Norway’s $ 900 billion sovereign wealth fund ( SWF) – itself financed by oil sales – and the New Zealand Super Fund ( NZSF) are among those adjusting investments in anticipation of tougher environmental rules or damage from the impact of global warming.
Rising temperatures could lead to more violent storms and flooding, posing a threat to infrastructure and prime real estate, both favored by sovereign investors.
UN scientists say greenhouse gases are the main cause of warming and while the current US administration has questioned the science, many countries are introducing rules to cut emissions.
Norway’s SWF, the world’s largest, is divesting from companies that derive more than 30 percent of their turnover or activity from coal, a major source of greenhouse gases. It is also investing in alternative fuel companies such as NextEra Energy, a US wind farm developer.

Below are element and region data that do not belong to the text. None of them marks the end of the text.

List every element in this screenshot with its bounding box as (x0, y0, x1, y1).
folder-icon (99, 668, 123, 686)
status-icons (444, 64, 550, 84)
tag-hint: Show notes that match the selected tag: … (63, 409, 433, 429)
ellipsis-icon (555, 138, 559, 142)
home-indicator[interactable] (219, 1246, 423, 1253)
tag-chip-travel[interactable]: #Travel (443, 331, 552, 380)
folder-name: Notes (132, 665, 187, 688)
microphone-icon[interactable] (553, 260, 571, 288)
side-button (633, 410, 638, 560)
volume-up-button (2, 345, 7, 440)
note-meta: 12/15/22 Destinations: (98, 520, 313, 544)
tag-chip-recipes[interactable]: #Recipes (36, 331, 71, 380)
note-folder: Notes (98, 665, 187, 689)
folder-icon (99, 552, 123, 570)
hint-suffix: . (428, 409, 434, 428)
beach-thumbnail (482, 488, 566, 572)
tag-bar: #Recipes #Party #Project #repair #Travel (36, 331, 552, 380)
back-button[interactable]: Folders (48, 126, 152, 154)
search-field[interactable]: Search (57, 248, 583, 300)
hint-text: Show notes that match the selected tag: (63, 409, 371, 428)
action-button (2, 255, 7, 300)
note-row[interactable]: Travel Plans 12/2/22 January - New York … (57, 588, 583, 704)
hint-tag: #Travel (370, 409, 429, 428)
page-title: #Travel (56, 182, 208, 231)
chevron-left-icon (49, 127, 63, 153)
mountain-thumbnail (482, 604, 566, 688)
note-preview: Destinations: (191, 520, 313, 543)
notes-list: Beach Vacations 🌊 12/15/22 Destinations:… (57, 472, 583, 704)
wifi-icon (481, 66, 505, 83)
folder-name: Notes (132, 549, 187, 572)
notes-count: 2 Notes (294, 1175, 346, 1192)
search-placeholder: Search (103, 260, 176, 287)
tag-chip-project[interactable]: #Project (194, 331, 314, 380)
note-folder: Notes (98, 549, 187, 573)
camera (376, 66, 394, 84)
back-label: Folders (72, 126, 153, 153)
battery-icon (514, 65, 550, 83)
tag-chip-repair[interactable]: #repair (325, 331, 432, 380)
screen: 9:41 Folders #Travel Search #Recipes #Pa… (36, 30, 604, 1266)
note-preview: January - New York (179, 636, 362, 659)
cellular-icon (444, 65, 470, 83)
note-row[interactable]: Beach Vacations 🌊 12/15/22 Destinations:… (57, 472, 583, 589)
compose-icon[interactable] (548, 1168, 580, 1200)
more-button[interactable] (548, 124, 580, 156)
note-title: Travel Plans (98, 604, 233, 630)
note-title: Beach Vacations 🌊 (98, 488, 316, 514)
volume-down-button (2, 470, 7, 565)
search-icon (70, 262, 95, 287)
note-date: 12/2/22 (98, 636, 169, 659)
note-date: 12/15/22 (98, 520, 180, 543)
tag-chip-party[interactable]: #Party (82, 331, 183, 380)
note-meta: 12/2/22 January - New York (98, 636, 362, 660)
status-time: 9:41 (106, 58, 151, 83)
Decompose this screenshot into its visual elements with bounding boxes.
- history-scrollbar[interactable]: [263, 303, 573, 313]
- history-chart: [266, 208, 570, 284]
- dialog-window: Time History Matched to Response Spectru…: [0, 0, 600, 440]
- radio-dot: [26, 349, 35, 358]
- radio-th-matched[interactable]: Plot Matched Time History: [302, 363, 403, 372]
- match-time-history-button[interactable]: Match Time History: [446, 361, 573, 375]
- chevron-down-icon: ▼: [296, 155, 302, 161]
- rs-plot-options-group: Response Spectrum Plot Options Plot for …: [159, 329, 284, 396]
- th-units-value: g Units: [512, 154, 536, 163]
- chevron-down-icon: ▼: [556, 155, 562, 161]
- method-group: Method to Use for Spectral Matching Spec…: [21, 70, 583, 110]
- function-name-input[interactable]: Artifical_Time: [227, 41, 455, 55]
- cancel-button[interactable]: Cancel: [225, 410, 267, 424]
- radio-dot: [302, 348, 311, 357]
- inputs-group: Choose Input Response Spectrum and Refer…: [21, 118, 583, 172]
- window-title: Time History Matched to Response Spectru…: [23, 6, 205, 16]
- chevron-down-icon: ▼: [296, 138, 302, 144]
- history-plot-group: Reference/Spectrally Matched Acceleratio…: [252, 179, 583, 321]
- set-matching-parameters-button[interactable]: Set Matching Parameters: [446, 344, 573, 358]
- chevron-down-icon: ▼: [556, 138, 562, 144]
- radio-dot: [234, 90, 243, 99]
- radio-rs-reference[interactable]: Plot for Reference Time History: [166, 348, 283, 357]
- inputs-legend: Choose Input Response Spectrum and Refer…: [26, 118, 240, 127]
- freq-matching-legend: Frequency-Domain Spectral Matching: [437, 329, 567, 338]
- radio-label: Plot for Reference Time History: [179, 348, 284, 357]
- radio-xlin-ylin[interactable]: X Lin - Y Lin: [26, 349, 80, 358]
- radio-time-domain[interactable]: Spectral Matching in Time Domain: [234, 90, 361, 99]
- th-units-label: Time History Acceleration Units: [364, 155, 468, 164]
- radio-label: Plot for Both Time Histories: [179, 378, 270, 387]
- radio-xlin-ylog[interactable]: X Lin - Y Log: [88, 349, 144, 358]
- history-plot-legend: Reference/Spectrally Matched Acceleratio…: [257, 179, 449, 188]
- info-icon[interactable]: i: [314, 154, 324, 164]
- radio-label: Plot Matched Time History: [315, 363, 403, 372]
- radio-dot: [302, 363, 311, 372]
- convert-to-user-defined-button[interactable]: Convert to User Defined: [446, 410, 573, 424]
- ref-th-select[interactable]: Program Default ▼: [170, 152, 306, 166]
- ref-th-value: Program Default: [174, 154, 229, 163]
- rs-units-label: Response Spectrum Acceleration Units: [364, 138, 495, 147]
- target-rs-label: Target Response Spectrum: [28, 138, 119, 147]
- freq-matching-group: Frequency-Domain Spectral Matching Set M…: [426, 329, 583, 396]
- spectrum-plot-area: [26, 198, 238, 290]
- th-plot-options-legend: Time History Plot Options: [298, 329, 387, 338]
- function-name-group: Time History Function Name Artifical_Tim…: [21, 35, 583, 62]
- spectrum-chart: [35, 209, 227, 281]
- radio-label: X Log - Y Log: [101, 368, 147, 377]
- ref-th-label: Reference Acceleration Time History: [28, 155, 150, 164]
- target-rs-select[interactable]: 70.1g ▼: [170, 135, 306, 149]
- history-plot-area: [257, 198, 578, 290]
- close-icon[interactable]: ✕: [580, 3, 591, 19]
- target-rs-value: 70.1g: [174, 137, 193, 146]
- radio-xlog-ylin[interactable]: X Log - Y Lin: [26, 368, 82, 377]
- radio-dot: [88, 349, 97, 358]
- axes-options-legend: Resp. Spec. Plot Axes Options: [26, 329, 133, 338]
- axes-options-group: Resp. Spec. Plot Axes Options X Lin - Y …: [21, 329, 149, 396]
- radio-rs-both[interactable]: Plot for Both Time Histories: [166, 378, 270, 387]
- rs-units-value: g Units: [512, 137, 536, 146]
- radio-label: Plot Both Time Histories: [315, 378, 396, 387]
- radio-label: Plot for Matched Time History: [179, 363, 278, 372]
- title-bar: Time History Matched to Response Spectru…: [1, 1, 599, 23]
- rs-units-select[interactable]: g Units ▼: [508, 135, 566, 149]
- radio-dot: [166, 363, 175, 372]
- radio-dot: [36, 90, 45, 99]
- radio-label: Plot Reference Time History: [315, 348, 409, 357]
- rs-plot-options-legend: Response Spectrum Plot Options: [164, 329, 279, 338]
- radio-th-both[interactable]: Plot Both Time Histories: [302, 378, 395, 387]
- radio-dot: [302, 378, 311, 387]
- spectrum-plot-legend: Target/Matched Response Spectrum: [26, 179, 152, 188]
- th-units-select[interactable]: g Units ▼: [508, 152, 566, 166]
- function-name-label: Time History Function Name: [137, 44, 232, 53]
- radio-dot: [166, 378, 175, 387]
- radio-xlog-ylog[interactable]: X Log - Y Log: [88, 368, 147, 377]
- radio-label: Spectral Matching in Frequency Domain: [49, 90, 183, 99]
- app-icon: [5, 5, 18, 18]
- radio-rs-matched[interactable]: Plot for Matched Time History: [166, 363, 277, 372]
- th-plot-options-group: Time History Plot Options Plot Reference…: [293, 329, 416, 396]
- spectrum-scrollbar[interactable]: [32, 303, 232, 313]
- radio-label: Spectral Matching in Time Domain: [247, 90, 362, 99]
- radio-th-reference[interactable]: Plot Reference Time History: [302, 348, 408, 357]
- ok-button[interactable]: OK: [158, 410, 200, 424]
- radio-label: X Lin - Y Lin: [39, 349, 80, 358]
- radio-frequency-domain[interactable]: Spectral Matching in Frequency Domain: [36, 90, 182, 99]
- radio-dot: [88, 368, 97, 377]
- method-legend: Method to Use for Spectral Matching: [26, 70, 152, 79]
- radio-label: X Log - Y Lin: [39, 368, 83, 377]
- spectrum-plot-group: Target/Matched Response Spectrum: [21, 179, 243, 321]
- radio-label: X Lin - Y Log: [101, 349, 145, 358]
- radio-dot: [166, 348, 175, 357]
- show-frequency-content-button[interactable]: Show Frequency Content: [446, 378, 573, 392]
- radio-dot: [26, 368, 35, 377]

By July, the fund’s ethics watchdog is likely to recommend the fund excludes, or puts on a watch list, the first of several firms in the oil, cement and steel industries. The fund is also pushing companies to disclose carbon emissions and plans to handle climate change risk.
“In terms of greenhouse gas emissions, we are actually expecting companies to increase reporting on it,” the fund’s chief executive, Yngve Slyngstad, told Reuters.
“We want to have more transparency on investment plans and how they are affected.”
The NZSF said last year it would set a target by the end of June to reduce its carbon footprint.